Leçon de maquillage ou comment se peinturlurer avec talent !

A l’occasion de son décès, un auteur de théâtre, Antoine de Saint-Flour,1 décide de réunir pour la dernière fois les acteurs de sa vie. De l’une de ses premières maîtresses, la charismatique Carlotta, à sa dernière conquête, la toute jeune Frida, en passant par Marcellin, le médecin de famille au diagnostic approximatif, ou Cravatar, le critique à la langue bien acérée... ils sont venus, ils sont tous là... pour le papa, le papa de centaines d’œuvres, le papa des enfants d’Estelle et celui de Gabrielle.

Le notaire, chargé des dernières volontés de son client, est un peu aussi son dernier ami. Ils ont, ensemble, vidé d’« innombrables verres de bière », à la recherche de la vérité qui se cache, peut-être, dans le fond de certains d’entre eux.

Qu’est-ce qui ne tourne pas rond chez Antoine ? Tout et rien. La cinquantaine ne lui réussit pas, un point c’est tout... Trop de succès, trop de critiques, trop de conquêtes. Une sorte de trop-plein qui finit par déborder et engendre une crue qui ravage tout sur son passage.

Autour du notaire, les uns et les autres échangent des banalités, se heurtent un peu, s’attendrissent beaucoup. Il y a des égratignures, des échanges de conseils cosmétiques, des conseils médicaux...

Echange de conseils cosmétiques

La vieille Carlotta est une actrice sur le retour. Elle ignore les miroirs et ne se regarde plus, pour se maquiller, depuis quelques années, que dans d’anciens portraits. Ironie d’Estelle : « C’est peut-être pour cela que vous vous mettez toujours un peu trop de rouge, Carlotta. » Réponse bien envoyée de Carlotta : « Ma chère, c’est exact, je me peins. » Cette peinture nécessite des couleurs tranchées. Ce maquillage-peinture doit être à la hauteur des attentes de son public. Un maquillage naturel (nude - effet peau nue) conviendrait à une petite-bourgeoise comme Estelle, pas à une actrice à forte personnalité. Passe d’armes entre les femmes de la vie d’Antoine !

Echange de recettes médicamenteuses

Echange de recettes médicamenteuses aussi, autour d’un genou enflé... Le baume des Brahmanes est un remède souverain pour débloquer les articulations capricieuses. Gabrielle en a dans sa valise. Elle s’empresse d’aller chercher la fabuleuse pommade, afin de masser le genou malade.

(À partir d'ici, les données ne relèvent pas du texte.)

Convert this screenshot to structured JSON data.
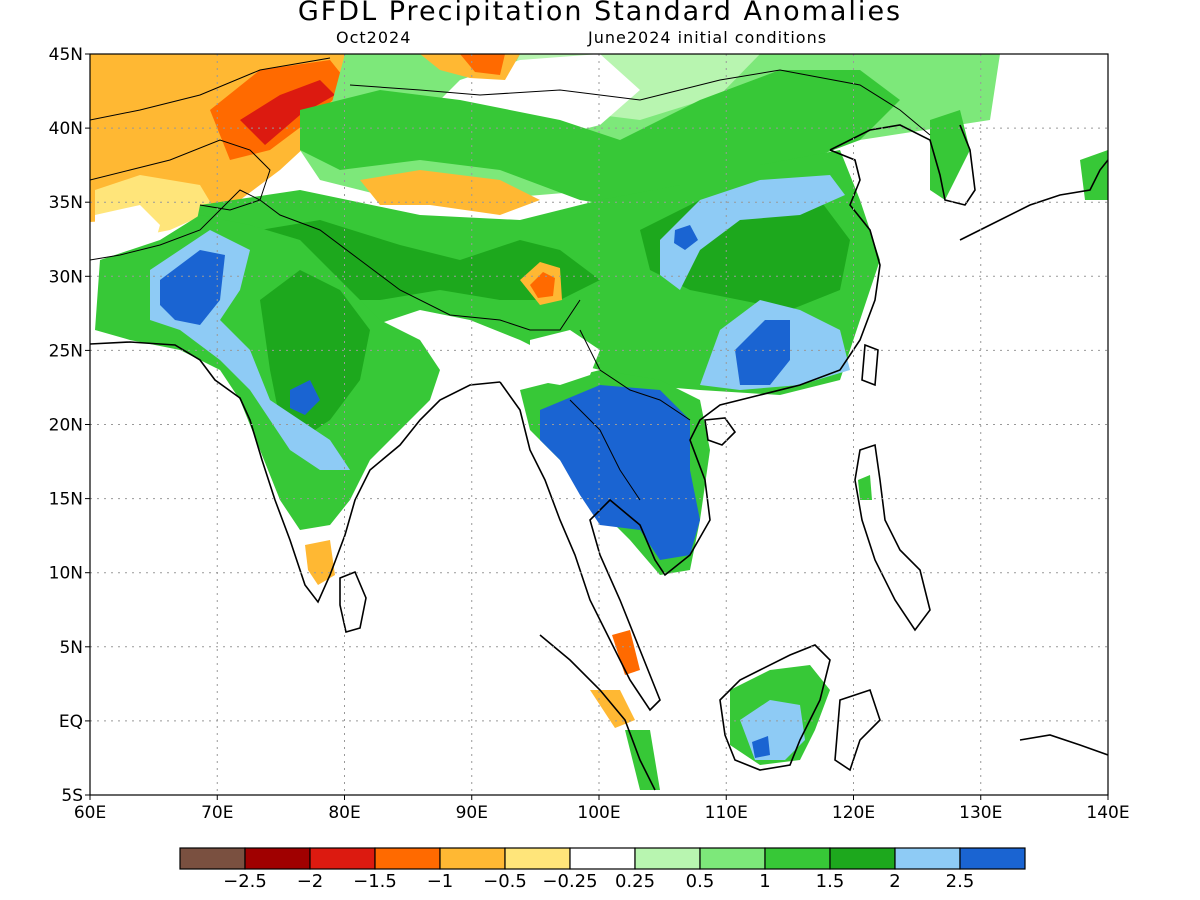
{
  "title": "GFDL Precipitation Standard Anomalies",
  "subtitle_left": "Oct2024",
  "subtitle_right": "June2024 initial conditions",
  "lat_ticks": [
    {
      "label": "45N",
      "value": 45
    },
    {
      "label": "40N",
      "value": 40
    },
    {
      "label": "35N",
      "value": 35
    },
    {
      "label": "30N",
      "value": 30
    },
    {
      "label": "25N",
      "value": 25
    },
    {
      "label": "20N",
      "value": 20
    },
    {
      "label": "15N",
      "value": 15
    },
    {
      "label": "10N",
      "value": 10
    },
    {
      "label": "5N",
      "value": 5
    },
    {
      "label": "EQ",
      "value": 0
    },
    {
      "label": "5S",
      "value": -5
    }
  ],
  "lon_ticks": [
    {
      "label": "60E",
      "value": 60
    },
    {
      "label": "70E",
      "value": 70
    },
    {
      "label": "80E",
      "value": 80
    },
    {
      "label": "90E",
      "value": 90
    },
    {
      "label": "100E",
      "value": 100
    },
    {
      "label": "110E",
      "value": 110
    },
    {
      "label": "120E",
      "value": 120
    },
    {
      "label": "130E",
      "value": 130
    },
    {
      "label": "140E",
      "value": 140
    }
  ],
  "colorbar": {
    "colors": [
      "#7a5040",
      "#a00000",
      "#dc1a10",
      "#ff6a00",
      "#ffb833",
      "#ffe57a",
      "#ffffff",
      "#b8f5b0",
      "#7de87a",
      "#37c837",
      "#1da81d",
      "#8ecbf5",
      "#1a64d2"
    ],
    "labels": [
      "−2.5",
      "−2",
      "−1.5",
      "−1",
      "−0.5",
      "−0.25",
      "0.25",
      "0.5",
      "1",
      "1.5",
      "2",
      "2.5"
    ]
  },
  "anomaly_regions": [
    {
      "name": "mongolia-north-china",
      "level": 1.0,
      "lon": [
        85,
        118
      ],
      "lat": [
        36,
        45
      ]
    },
    {
      "name": "kazakhstan-xinjiang",
      "level": -1.0,
      "lon": [
        60,
        82
      ],
      "lat": [
        36,
        45
      ]
    },
    {
      "name": "tibetan-plateau",
      "level": 1.5,
      "lon": [
        78,
        118
      ],
      "lat": [
        27,
        36
      ]
    },
    {
      "name": "pakistan",
      "level": 2.5,
      "lon": [
        66,
        72
      ],
      "lat": [
        27,
        32
      ]
    },
    {
      "name": "india-west",
      "level": 2.0,
      "lon": [
        70,
        78
      ],
      "lat": [
        17,
        26
      ]
    },
    {
      "name": "india",
      "level": 1.5,
      "lon": [
        72,
        88
      ],
      "lat": [
        13,
        30
      ]
    },
    {
      "name": "indochina",
      "level": 2.5,
      "lon": [
        97,
        108
      ],
      "lat": [
        12,
        22
      ]
    },
    {
      "name": "south-china",
      "level": 2.0,
      "lon": [
        110,
        118
      ],
      "lat": [
        22,
        30
      ]
    },
    {
      "name": "borneo",
      "level": 1.5,
      "lon": [
        110,
        119
      ],
      "lat": [
        -3,
        4
      ]
    },
    {
      "name": "malay-peninsula",
      "level": -1.0,
      "lon": [
        98,
        104
      ],
      "lat": [
        1,
        6
      ]
    }
  ]
}
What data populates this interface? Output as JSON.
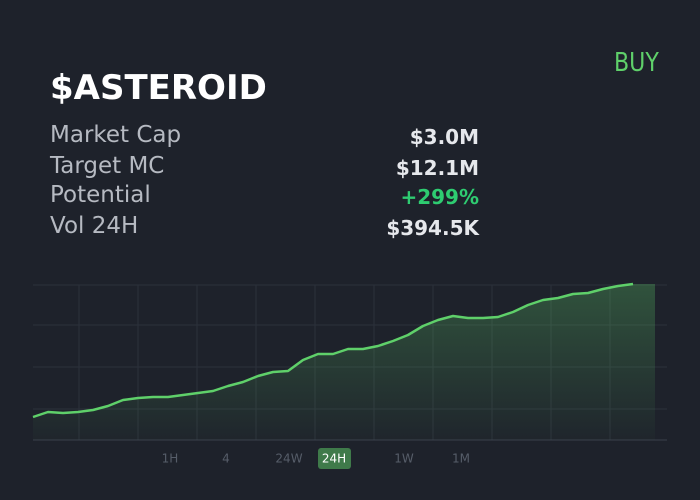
{
  "header": {
    "title": "$ASTEROID",
    "action": "BUY",
    "action_color": "#5fd06a"
  },
  "stats": [
    {
      "label": "Market Cap",
      "value": "$3.0M",
      "color": "#e6e8ec"
    },
    {
      "label": "Target MC",
      "value": "$12.1M",
      "color": "#e6e8ec"
    },
    {
      "label": "Potential",
      "value": "+299%",
      "color": "#2ecc71"
    },
    {
      "label": "Vol 24H",
      "value": "$394.5K",
      "color": "#e6e8ec"
    }
  ],
  "chart_data": {
    "type": "area",
    "color": "#5fd06a",
    "values": [
      23,
      28,
      27,
      28,
      30,
      34,
      40,
      42,
      43,
      43,
      45,
      47,
      49,
      54,
      58,
      64,
      68,
      69,
      80,
      86,
      86,
      91,
      91,
      94,
      99,
      105,
      114,
      120,
      124,
      122,
      122,
      123,
      128,
      135,
      140,
      142,
      146,
      147,
      151,
      154,
      156
    ],
    "ylim": [
      0,
      156
    ],
    "yticks": [
      31,
      73,
      115,
      155
    ],
    "grid": true
  },
  "timeframes": {
    "options": [
      "1H",
      "4",
      "24W",
      "24H",
      "1W",
      "1M"
    ],
    "selected_index": 3
  }
}
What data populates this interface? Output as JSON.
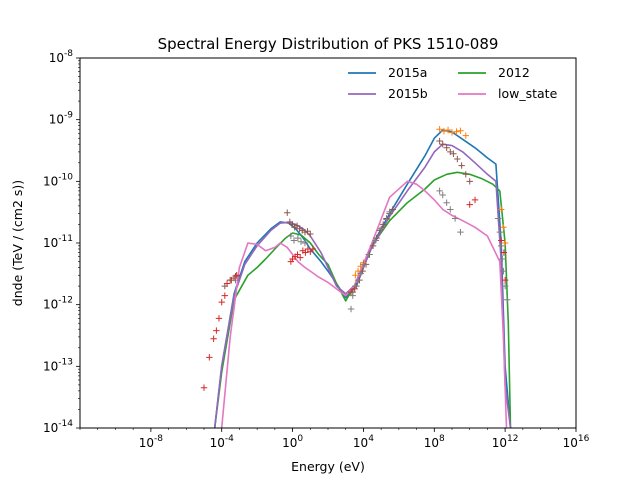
{
  "chart_data": {
    "type": "line",
    "title": "Spectral Energy Distribution of PKS 1510-089",
    "xlabel": "Energy (eV)",
    "ylabel": "dnde (TeV / (cm2 s))",
    "xscale": "log",
    "yscale": "log",
    "xlim": [
      1e-12,
      1e+16
    ],
    "ylim": [
      1e-14,
      1e-08
    ],
    "x_ticks": [
      {
        "exp": -8,
        "label": "10^-8"
      },
      {
        "exp": -4,
        "label": "10^-4"
      },
      {
        "exp": 0,
        "label": "10^0"
      },
      {
        "exp": 4,
        "label": "10^4"
      },
      {
        "exp": 8,
        "label": "10^8"
      },
      {
        "exp": 12,
        "label": "10^12"
      },
      {
        "exp": 16,
        "label": "10^16"
      }
    ],
    "y_ticks": [
      {
        "exp": -14,
        "label": "10^-14"
      },
      {
        "exp": -13,
        "label": "10^-13"
      },
      {
        "exp": -12,
        "label": "10^-12"
      },
      {
        "exp": -11,
        "label": "10^-11"
      },
      {
        "exp": -10,
        "label": "10^-10"
      },
      {
        "exp": -9,
        "label": "10^-9"
      },
      {
        "exp": -8,
        "label": "10^-8"
      }
    ],
    "legend_position": "top-right",
    "series": [
      {
        "name": "2015a",
        "color": "#1f77b4",
        "x": [
          4e-05,
          0.0001,
          0.0005,
          0.002,
          0.01,
          0.06,
          0.2,
          0.6,
          1.5,
          4.0,
          10.0,
          40.0,
          100.0,
          300.0,
          1000.0,
          4000.0,
          30000.0,
          300000.0,
          3000000.0,
          30000000.0,
          100000000.0,
          300000000.0,
          1000000000.0,
          4000000000.0,
          20000000000.0,
          100000000000.0,
          300000000000.0,
          600000000000.0,
          1000000000000.0,
          2000000000000.0
        ],
        "y": [
          1e-14,
          1e-13,
          1.5e-12,
          5e-12,
          1e-11,
          1.7e-11,
          2.2e-11,
          2.1e-11,
          1.7e-11,
          1.2e-11,
          8e-12,
          5e-12,
          3.5e-12,
          2.2e-12,
          1.3e-12,
          2e-12,
          9e-12,
          3e-11,
          9e-11,
          2.6e-10,
          5e-10,
          6.8e-10,
          6.3e-10,
          4.8e-10,
          3.5e-10,
          2.4e-10,
          1.9e-10,
          1e-11,
          1e-13,
          1e-14
        ]
      },
      {
        "name": "2012",
        "color": "#2ca02c",
        "x": [
          4e-05,
          0.0001,
          0.0005,
          0.003,
          0.01,
          0.03,
          0.1,
          0.4,
          1.0,
          3.0,
          10.0,
          30.0,
          100.0,
          300.0,
          1000.0,
          4000.0,
          30000.0,
          300000.0,
          3000000.0,
          30000000.0,
          100000000.0,
          500000000.0,
          2000000000.0,
          10000000000.0,
          50000000000.0,
          200000000000.0,
          500000000000.0,
          1000000000000.0,
          1500000000000.0,
          2000000000000.0
        ],
        "y": [
          1e-14,
          8e-14,
          1.2e-12,
          3e-12,
          4e-12,
          5.5e-12,
          8e-12,
          1.2e-11,
          1.45e-11,
          1.35e-11,
          1e-11,
          6.5e-12,
          4.5e-12,
          2.2e-12,
          1.15e-12,
          2.3e-12,
          9e-12,
          2.3e-11,
          4.5e-11,
          7.5e-11,
          1.05e-10,
          1.3e-10,
          1.4e-10,
          1.3e-10,
          1.1e-10,
          9e-11,
          7e-11,
          1e-11,
          5e-13,
          1e-14
        ]
      },
      {
        "name": "2015b",
        "color": "#9467bd",
        "x": [
          4e-05,
          0.0001,
          0.0005,
          0.002,
          0.01,
          0.06,
          0.2,
          0.6,
          1.5,
          4.0,
          10.0,
          40.0,
          100.0,
          300.0,
          1000.0,
          4000.0,
          30000.0,
          300000.0,
          3000000.0,
          30000000.0,
          100000000.0,
          300000000.0,
          1000000000.0,
          4000000000.0,
          20000000000.0,
          100000000000.0,
          300000000000.0,
          600000000000.0,
          1000000000000.0,
          2000000000000.0
        ],
        "y": [
          1e-14,
          1e-13,
          1.4e-12,
          4.5e-12,
          9e-12,
          1.6e-11,
          2.1e-11,
          2.15e-11,
          2e-11,
          1.7e-11,
          1.3e-11,
          7e-12,
          4e-12,
          2e-12,
          1.5e-12,
          2.2e-12,
          8.5e-12,
          2.7e-11,
          7e-11,
          1.7e-10,
          3e-10,
          4e-10,
          3.8e-10,
          3e-10,
          2e-10,
          1.3e-10,
          1e-10,
          5e-12,
          5e-14,
          1e-14
        ]
      },
      {
        "name": "low_state",
        "color": "#e377c2",
        "x": [
          0.0001,
          0.0003,
          0.001,
          0.003,
          0.01,
          0.03,
          0.1,
          0.2,
          0.5,
          1.0,
          2.0,
          5.0,
          10.0,
          30.0,
          100.0,
          300.0,
          1000.0,
          3000.0,
          30000.0,
          300000.0,
          3000000.0,
          10000000.0,
          30000000.0,
          100000000.0,
          300000000.0,
          1000000000.0,
          4000000000.0,
          20000000000.0,
          100000000000.0,
          500000000000.0,
          800000000000.0,
          1200000000000.0
        ],
        "y": [
          1e-14,
          3e-13,
          4e-12,
          1e-11,
          9.5e-12,
          7.5e-12,
          8.5e-12,
          1e-11,
          8.5e-12,
          6.5e-12,
          5e-12,
          4e-12,
          3.5e-12,
          2.8e-12,
          2.3e-12,
          1.8e-12,
          1.4e-12,
          2e-12,
          1e-11,
          5.5e-11,
          1e-10,
          9e-11,
          7e-11,
          5e-11,
          3.5e-11,
          2.8e-11,
          2.3e-11,
          1.8e-11,
          1.3e-11,
          5e-12,
          3e-13,
          1e-14
        ]
      }
    ],
    "points": [
      {
        "group": "red",
        "color": "#d62728",
        "x": [
          1e-05,
          2e-05,
          3.5e-05,
          5e-05,
          7e-05,
          0.0001,
          0.00015,
          0.0002,
          0.00035,
          0.0005,
          0.0007,
          0.8,
          1.0,
          1.4,
          1.9,
          2.7,
          3.8,
          5.3,
          7.3,
          10.0,
          14.0,
          2000.0,
          3200.0,
          10000000000.0,
          20000000000.0,
          600000000000.0,
          850000000000.0,
          1000000000000.0
        ],
        "y": [
          4.5e-14,
          1.4e-13,
          2.8e-13,
          3.8e-13,
          6e-13,
          1.1e-12,
          1.4e-12,
          2.2e-12,
          2.5e-12,
          2.7e-12,
          3e-12,
          5e-12,
          5.5e-12,
          6e-12,
          6.5e-12,
          5.8e-12,
          7.5e-12,
          7e-12,
          8e-12,
          7.2e-12,
          8e-12,
          1.6e-12,
          1.8e-12,
          4.2e-11,
          5e-11,
          1.1e-11,
          7e-12,
          2.5e-12
        ]
      },
      {
        "group": "brown",
        "color": "#8c564b",
        "x": [
          0.00015,
          0.0003,
          0.0006,
          0.5,
          0.7,
          1.0,
          1.3,
          1.8,
          2.5,
          3.5,
          5.0,
          7.0,
          10.0,
          2500.0,
          4000.0,
          6000.0,
          9000.0,
          14000.0,
          22000.0,
          35000.0,
          55000.0,
          85000.0,
          130000.0,
          200000.0,
          300000.0,
          450000.0,
          200000000.0,
          300000000.0,
          500000000.0,
          800000000.0,
          1200000000.0,
          2000000000.0,
          3500000000.0,
          6000000000.0,
          10000000000.0
        ],
        "y": [
          2e-12,
          2.5e-12,
          2.9e-12,
          3.1e-11,
          2.2e-11,
          2e-11,
          1.8e-11,
          1.9e-11,
          1.7e-11,
          1.6e-11,
          1.5e-11,
          1.55e-11,
          1.4e-11,
          1.6e-12,
          2e-12,
          2.5e-12,
          3.5e-12,
          4.5e-12,
          6.5e-12,
          9e-12,
          1.2e-11,
          1.6e-11,
          2e-11,
          2.5e-11,
          3e-11,
          3.5e-11,
          4.5e-10,
          4e-10,
          3.5e-10,
          3e-10,
          2.8e-10,
          2.3e-10,
          1.8e-10,
          1.3e-10,
          1e-10
        ]
      },
      {
        "group": "orange",
        "color": "#ff7f0e",
        "x": [
          3500.0,
          5000.0,
          7000.0,
          10000.0,
          200000000.0,
          350000000.0,
          600000000.0,
          1000000000.0,
          1800000000.0,
          3000000000.0,
          6000000000.0,
          600000000000.0,
          800000000000.0,
          1000000000000.0
        ],
        "y": [
          3e-12,
          3.5e-12,
          4.2e-12,
          4.8e-12,
          7e-10,
          6.5e-10,
          6.8e-10,
          6.2e-10,
          6.4e-10,
          6.6e-10,
          5.5e-10,
          3.5e-11,
          1.8e-11,
          1e-11
        ]
      },
      {
        "group": "gray",
        "color": "#7f7f7f",
        "x": [
          0.0006,
          0.8,
          1.2,
          2.0,
          3.0,
          5.0,
          2000.0,
          2500.0,
          3500.0,
          5000.0,
          7000.0,
          10000.0,
          20000.0,
          50000.0,
          100000.0,
          200000.0,
          300000.0,
          200000000.0,
          300000000.0,
          500000000.0,
          800000000.0,
          1500000000.0,
          3000000000.0,
          400000000000.0,
          500000000000.0,
          600000000000.0,
          700000000000.0,
          800000000000.0,
          1000000000000.0,
          1300000000000.0
        ],
        "y": [
          2.5e-12,
          1.3e-11,
          1.1e-11,
          1.2e-11,
          1.05e-11,
          1e-11,
          8.5e-13,
          1.4e-12,
          2e-12,
          2.5e-12,
          3.2e-12,
          4.5e-12,
          6.5e-12,
          1.1e-11,
          1.7e-11,
          2.4e-11,
          3.2e-11,
          7e-11,
          6e-11,
          4.5e-11,
          3.5e-11,
          2.5e-11,
          1.5e-11,
          2.5e-11,
          1.5e-11,
          9e-12,
          5.5e-12,
          3.5e-12,
          2e-12,
          1.2e-12
        ]
      }
    ]
  }
}
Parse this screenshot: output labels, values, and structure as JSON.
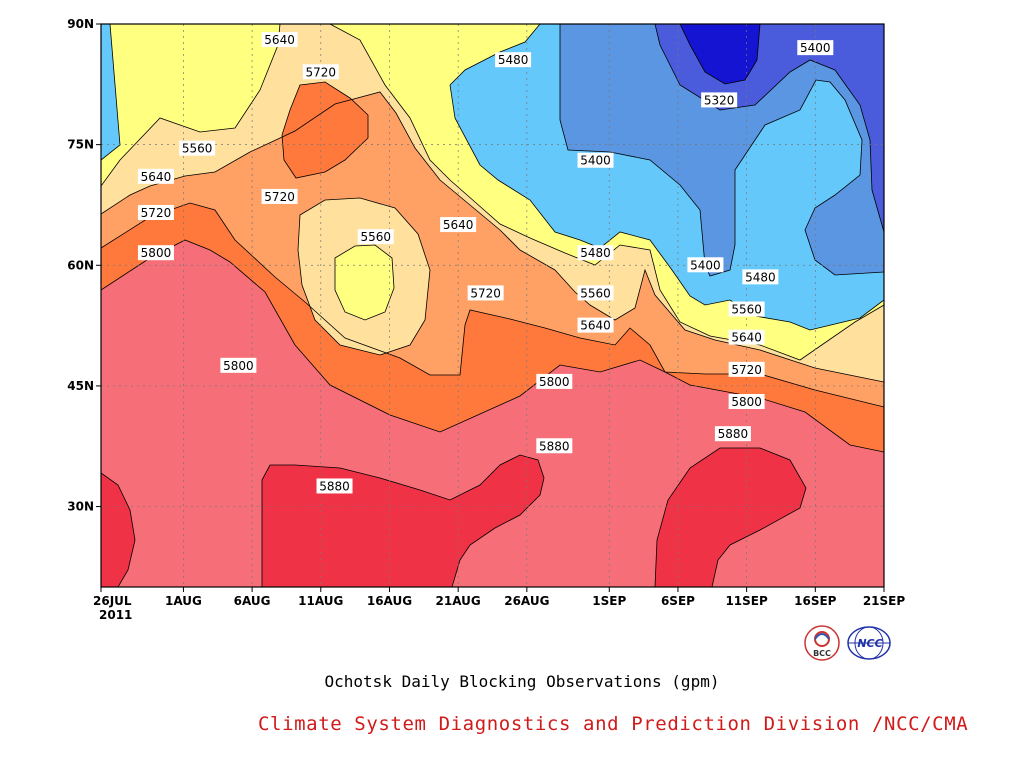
{
  "caption": "Ochotsk Daily Blocking Observations (gpm)",
  "credit": "Climate System Diagnostics and Prediction Division /NCC/CMA",
  "colors": {
    "credit": "#d11a1a",
    "bands": {
      "lt5320": "#1414d2",
      "5320_5400": "#4a5cdc",
      "5400_5480": "#5a96e2",
      "5480_5560": "#64c8fa",
      "5560_5640": "#ffff80",
      "5640_5720": "#ffe09c",
      "5720_5800": "#ffa064",
      "5800_5880": "#ff783c",
      "5880_5960": "#f56e78",
      "gt5880": "#f03246"
    }
  },
  "logos": {
    "left_text": "BCC",
    "right_text": "NCC"
  },
  "chart_data": {
    "type": "contour",
    "x_axis": {
      "ticks": [
        "26JUL",
        "1AUG",
        "6AUG",
        "11AUG",
        "16AUG",
        "21AUG",
        "26AUG",
        "1SEP",
        "6SEP",
        "11SEP",
        "16SEP",
        "21SEP"
      ],
      "year_label": "2011",
      "range": [
        "2011-07-26",
        "2011-09-21"
      ]
    },
    "y_axis": {
      "ticks": [
        "30N",
        "45N",
        "60N",
        "75N",
        "90N"
      ],
      "range": [
        20,
        90
      ]
    },
    "contour_levels": [
      5320,
      5400,
      5480,
      5560,
      5640,
      5720,
      5800,
      5880
    ],
    "contour_labels": [
      {
        "text": "5640",
        "date": "2011-08-08",
        "lat": 88
      },
      {
        "text": "5720",
        "date": "2011-08-11",
        "lat": 84
      },
      {
        "text": "5480",
        "date": "2011-08-25",
        "lat": 85.5
      },
      {
        "text": "5560",
        "date": "2011-08-02",
        "lat": 74.5
      },
      {
        "text": "5640",
        "date": "2011-07-30",
        "lat": 71
      },
      {
        "text": "5720",
        "date": "2011-08-08",
        "lat": 68.5
      },
      {
        "text": "5720",
        "date": "2011-07-30",
        "lat": 66.5
      },
      {
        "text": "5800",
        "date": "2011-07-30",
        "lat": 61.5
      },
      {
        "text": "5560",
        "date": "2011-08-15",
        "lat": 63.5
      },
      {
        "text": "5640",
        "date": "2011-08-21",
        "lat": 65
      },
      {
        "text": "5720",
        "date": "2011-08-23",
        "lat": 56.5
      },
      {
        "text": "5800",
        "date": "2011-08-05",
        "lat": 47.5
      },
      {
        "text": "5800",
        "date": "2011-08-28",
        "lat": 45.5
      },
      {
        "text": "5880",
        "date": "2011-08-12",
        "lat": 32.5
      },
      {
        "text": "5880",
        "date": "2011-08-28",
        "lat": 37.5
      },
      {
        "text": "5400",
        "date": "2011-08-31",
        "lat": 73
      },
      {
        "text": "5320",
        "date": "2011-09-09",
        "lat": 80.5
      },
      {
        "text": "5400",
        "date": "2011-09-16",
        "lat": 87
      },
      {
        "text": "5480",
        "date": "2011-08-31",
        "lat": 61.5
      },
      {
        "text": "5560",
        "date": "2011-08-31",
        "lat": 56.5
      },
      {
        "text": "5640",
        "date": "2011-08-31",
        "lat": 52.5
      },
      {
        "text": "5400",
        "date": "2011-09-08",
        "lat": 60
      },
      {
        "text": "5480",
        "date": "2011-09-12",
        "lat": 58.5
      },
      {
        "text": "5560",
        "date": "2011-09-11",
        "lat": 54.5
      },
      {
        "text": "5640",
        "date": "2011-09-11",
        "lat": 51
      },
      {
        "text": "5720",
        "date": "2011-09-11",
        "lat": 47
      },
      {
        "text": "5800",
        "date": "2011-09-11",
        "lat": 43
      },
      {
        "text": "5880",
        "date": "2011-09-10",
        "lat": 39
      }
    ]
  }
}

Civilités entre les femmes de la vie d’Antoine !

Bataille d’oreillers et barbe en coton

Retour en arrière sur la journée d’anniversaire d’Antoine. 50 ans ! Impossible à admettre. Les enfants y ont, pourtant, mis du leur. En cadeau, une « grande barbe blanche » en coton hydrophile, « une canne d’infirme et 50 boîtes de pastilles pour la toux. » Le kit complet. Et pour finir une bataille d’oreillers avec des plumes qui volent partout, comme un gamin de 5 ans...

Avant de quitter la scène, Antoine mélange les rôles... Chaque comédien découvre son texte et questionne l’auteur. Evidemment, Carlotta a obtenu le rôle de la « vieille peau » !

Autour de la tombe de ce cher Antoine, chacun y va de son lieu commun... puis l’on s’entasse dans une voiture et l’on cause de tout et de rien, d’une histoire de mésusage, celle d’une « petite fille qui avait avalé un savon ».

Ce soir, on cloue les volets de la dernière demeure d’Antoine. Sortons vite, il ne s’agirait pas de rester bloqué à l’intérieur !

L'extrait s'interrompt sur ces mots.